The bears are traveling in preparation of the coldest months ahead. Unfortunately, I have seen more lying motionless along the roadside or in the medians rather than gracing their presence in my vicinity while still alive.
The ducks are flying, if you can catch them at the right time. But again, they seem to have an internal clock more precise than anything the Swiss could manufacture, as they come in high during shooting times or low just after sunset.
And you would believe with the attempts at cold weather that Mother Nature has brought about occasionally, the fish bites would have become as rare as a snowman in July.
You would believe.
Now the saying goes “give a man a fish and you feed him for a day; teach a man to fish and you feed him forever.” So let’s talk a little about one of my favorite cold water targets.
As the water temperatures have cooled down, one of the premiere pan fish have moved off the shore lines and into the deeper water.
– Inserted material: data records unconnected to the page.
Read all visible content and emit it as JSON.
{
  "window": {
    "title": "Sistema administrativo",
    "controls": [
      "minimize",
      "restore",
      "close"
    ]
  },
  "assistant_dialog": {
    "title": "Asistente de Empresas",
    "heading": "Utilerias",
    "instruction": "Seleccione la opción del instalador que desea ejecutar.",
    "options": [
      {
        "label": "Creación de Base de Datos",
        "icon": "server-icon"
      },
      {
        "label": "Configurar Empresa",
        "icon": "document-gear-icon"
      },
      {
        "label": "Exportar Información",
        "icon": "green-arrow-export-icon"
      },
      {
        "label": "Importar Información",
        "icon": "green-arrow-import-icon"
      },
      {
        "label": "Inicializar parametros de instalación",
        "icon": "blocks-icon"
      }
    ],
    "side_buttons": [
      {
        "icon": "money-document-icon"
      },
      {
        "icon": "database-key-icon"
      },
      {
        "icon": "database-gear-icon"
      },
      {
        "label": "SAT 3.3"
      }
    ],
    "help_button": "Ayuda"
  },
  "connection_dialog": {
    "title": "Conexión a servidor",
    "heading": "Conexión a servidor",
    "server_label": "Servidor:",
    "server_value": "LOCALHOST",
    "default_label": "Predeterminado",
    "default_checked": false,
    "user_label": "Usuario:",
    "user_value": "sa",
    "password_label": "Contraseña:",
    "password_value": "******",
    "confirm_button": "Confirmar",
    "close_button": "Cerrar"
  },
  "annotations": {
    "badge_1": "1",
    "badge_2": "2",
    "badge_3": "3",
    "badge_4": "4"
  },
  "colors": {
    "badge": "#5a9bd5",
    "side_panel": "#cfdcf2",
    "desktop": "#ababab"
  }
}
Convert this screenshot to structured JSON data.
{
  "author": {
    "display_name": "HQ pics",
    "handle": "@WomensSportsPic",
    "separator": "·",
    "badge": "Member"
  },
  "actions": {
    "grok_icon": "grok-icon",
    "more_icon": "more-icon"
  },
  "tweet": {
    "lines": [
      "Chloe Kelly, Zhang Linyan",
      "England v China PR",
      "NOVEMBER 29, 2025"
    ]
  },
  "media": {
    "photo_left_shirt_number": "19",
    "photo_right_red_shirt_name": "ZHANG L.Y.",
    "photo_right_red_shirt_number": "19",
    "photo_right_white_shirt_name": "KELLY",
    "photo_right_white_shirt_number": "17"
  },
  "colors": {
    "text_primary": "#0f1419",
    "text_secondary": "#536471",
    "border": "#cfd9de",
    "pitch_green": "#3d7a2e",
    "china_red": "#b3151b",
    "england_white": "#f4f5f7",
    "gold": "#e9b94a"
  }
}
The crappie seek the deeper water during the cold and tend to stack up and school around submerged structure. When they do this, the fishing becomes fun.
First you need to know what to use to target the papermouths. Crappie love minnows. Love them! You can use live minnows or even artificial minnow jigs, but the live minnows are hard to resist.
You can fish for them just like you would bottom fish from a pier on the coast with a couple of variations. To make the drop jig, take several barrel swivels and tie on lengths of line, mostly between six and nine inches. At the other ends of the lines, tie on a small hook. Go ahead and make a half dozen of these short barrel swivel lines.
At the end of the line coming out of the rod and reel, tie on a small weight. It does not need to be more half an ounce in most places. Go up the line about six inches and loop the main line through the open barrel swivel eyelet. Pull the loop over the barrel swivel line and then pull tight. Go up another six inches and do the same. With this jig you can have an unlimited number of hooks dangling off at different depths, but start off with two.
Next, take a crappie minnow and hook it through the lower lip of the mouth through the top lip. This allows the minnow to live and be active in order to attract the crappie. You can also clip one of the tail fins which will cause the minnow to swim rather erratic, again attracting more attention to the predator fish.
If you notice most of your fish being caught on the top line, then move both lines up a little more. It will not take long before you will be bringing in doubles and maybe even triples.
I know I usually do not offer tips such as these in this column, that instead I tell stories of different events. I also know there are dozens if not hundreds of other ways to bring the slabs over the side of the boat or to shore.